Tratando–se de um prazo administrativo não lhe é aplicável o regime contemplado no art. 145º, nº5 do CPC, dado este regime ser privativo dos actos praticados perante os tribunais judiciais. No sentido que defendemos vide o acórdão do Tribunal da Relação de Lisboa, de 8 de Novembro de 2005, publicado na Col. Jur. Ano XXX, T. V/2005, 129 a 132.

Não colide com os princípios da legalidade, da unidade do sistema e do acesso ao direito, o facto de não ser aplicável ao prazo de impugnação da decisão da autoridade administrativa o regime de dilação da prática de actos processuais para além dos prazos preclusivos fixados nos ordenamentos processuais penais e civis. O quadro em que se desenvolve a actividade instrutória do processo tendente à aplicação de uma coima, embora revestindo e assumindo características que colimam com os procedimentos processuais penais, não se confunde com eles, pelo menos na sua organicidade, nem atinge foros de dignidade sistémica que permita equiparar a natureza dos actos administrativos que neste tipo de procedimento hajam de ser praticados. A diferença de densificação preceptiva decorre da natureza dos ilícitos concursantes e desprende-se do alcance ético-social que se visa com cada um dos ordenamentos.

Pelas razões que vimos expondo, entendemos que o acto administrativo praticado pelo impugnante foi extemporaneamente praticado, não sendo possível aplicar aos prazos de natureza administrativa as regras de condescendência estabelecidas no art. 145, nº5 do CPC.

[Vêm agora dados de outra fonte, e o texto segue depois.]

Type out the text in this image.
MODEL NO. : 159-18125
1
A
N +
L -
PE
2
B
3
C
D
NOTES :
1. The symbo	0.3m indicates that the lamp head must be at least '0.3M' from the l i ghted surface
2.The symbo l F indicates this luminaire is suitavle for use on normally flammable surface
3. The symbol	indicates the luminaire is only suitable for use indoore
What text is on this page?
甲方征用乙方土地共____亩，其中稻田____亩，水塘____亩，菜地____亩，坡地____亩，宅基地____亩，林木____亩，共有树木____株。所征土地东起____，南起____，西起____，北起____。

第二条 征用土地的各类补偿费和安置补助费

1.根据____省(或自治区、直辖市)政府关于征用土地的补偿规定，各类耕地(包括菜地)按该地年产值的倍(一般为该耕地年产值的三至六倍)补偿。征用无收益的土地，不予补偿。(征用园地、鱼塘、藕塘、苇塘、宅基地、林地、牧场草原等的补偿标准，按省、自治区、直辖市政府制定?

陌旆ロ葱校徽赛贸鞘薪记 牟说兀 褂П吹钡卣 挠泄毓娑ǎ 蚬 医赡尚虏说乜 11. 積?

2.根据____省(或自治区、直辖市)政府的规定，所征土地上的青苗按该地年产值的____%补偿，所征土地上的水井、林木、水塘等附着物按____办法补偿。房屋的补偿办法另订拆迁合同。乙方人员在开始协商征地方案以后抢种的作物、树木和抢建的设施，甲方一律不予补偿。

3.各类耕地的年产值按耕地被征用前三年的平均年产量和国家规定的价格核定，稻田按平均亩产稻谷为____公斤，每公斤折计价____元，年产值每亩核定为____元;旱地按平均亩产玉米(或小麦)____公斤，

A carta foi endereçada para a morada do arguido/destinatário que a recebeu, como se comprova pela assinatura aposta no talão de fls.15 – confrontar com a assinatura da procuração de fls. 45 (qualquer grafólogo atesta, a olho nu, que a assinatura do recibo do aviso de recepção e a aposta no mencionado instrumento de mandato é da autoria da mesma pessoa, tal como o são, aliás, os demais elementos insertos no mencionado recibo, nomeadamente os elementos referentes aos dados do bilhete de identidade. A comprovação é autenticada pela aposição no canto superior direito do carimbo da entidade que libertou e fez a remessa do recibo do aviso de recepção para a entidade emissora. O carimbo atesta um acto praticado pela entidade a quem processualmente está cometida a função de praticar os actos de notificação, sendo que a sua validade não foi posta em causa. Endoprocessualmente este será o único sinal indicador de que o acto de notificação, obtido pela entrega da carta que a continha, foi praticado no dia constante do carimbo aposto pela entidade postal.

Com os elementos constantes do processo é irrefutável que o arguido foi notificado no dia 10.11.2006 e que devendo proceder à entrega da impugnação no prazo de vinte dias (descontados o feriado, o sábado e domingo) o fez decorridos dois (2) dias.

Improcederá o recurso.
III. – Decisão.
Na confluência do exposto decidem os juízes que constituem este colectivo, na secção criminal, do Tribunal da Relação de Coimbra, em:
- Julgar totalmente improcedente o recurso interposto pelo arguido, A.., e, consequente, manter o despacho recorrido.
- Custa pelo recorrente fixando-se a taxa de justiça em dez (10) Uc’s.